Penalties for Non-Disclosure: Hiding assets or income is illegal and a serious form of litigation misconduct. Penalties can include:
The court assuming the hidden assets exist and awarding you a larger share of the overall pot.
Ordering your husband to pay your legal costs.
Setting aside any existing financial order if non-disclosure is proven later.
In extreme cases, fines or even imprisonment for contempt of court.

It’s all taken as part of the assets of the marriage. He could try to use it to conceal stuff but would be very foolish to do so.

CanOfMangoTango · 01/01/2026 22:50

It is all very well saying courts take a dim view of financial skulduggery but the chance of any penalties is minimal. There are stories all over this website of husbands employing these sorts of tactics and they don't go to prison, let alone ordered to pay costs or unproven assets being assumed to exist.

Very often their spouses are ground down by the delaying tactics and face penury paying endless legal bills chasing a fair settlement and eventually give in.

It's head in the clouds stuff to assume that things will be made fair. Quite often we read about exes spending joint money on the OW, often quite substantial sums, and that is never reflected in finances.

The best way for OP to ensure she is not shafted is to insist her cheater of a husband gets a new job and if he wants to set up his own business, he does it as a side hustle until it pays enough.

Strawberrina · 02/01/2026 12:57

CanOfMangoTango · 01/01/2026 22:50

It is all very well saying courts take a dim view of financial skulduggery but the chance of any penalties is minimal. There are stories all over this website of husbands employing these sorts of tactics and they don't go to prison, let alone ordered to pay costs or unproven assets being assumed to exist.

Very often their spouses are ground down by the delaying tactics and face penury paying endless legal bills chasing a fair settlement and eventually give in.

It's head in the clouds stuff to assume that things will be made fair.

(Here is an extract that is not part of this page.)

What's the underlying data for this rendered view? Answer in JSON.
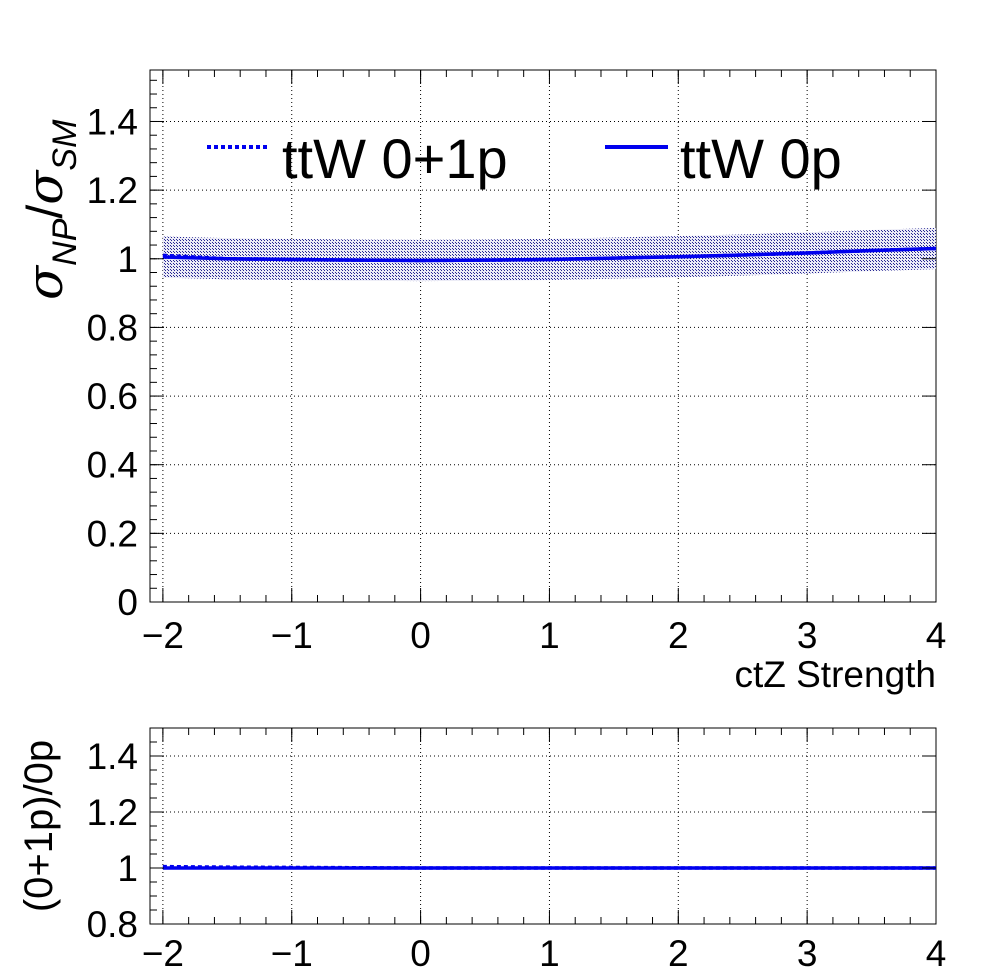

Quite often we read about exes spending joint money on the OW, often quite substantial sums, and that is never reflected in finances.

The best way for OP to ensure she is not shafted is to insist her cheater of a husband gets a new job and if he wants to set up his own business, he does it as a side hustle until it pays enough.

Hi @CanOfMangoTango thanks for your advice. I'll definitely speak with H about this.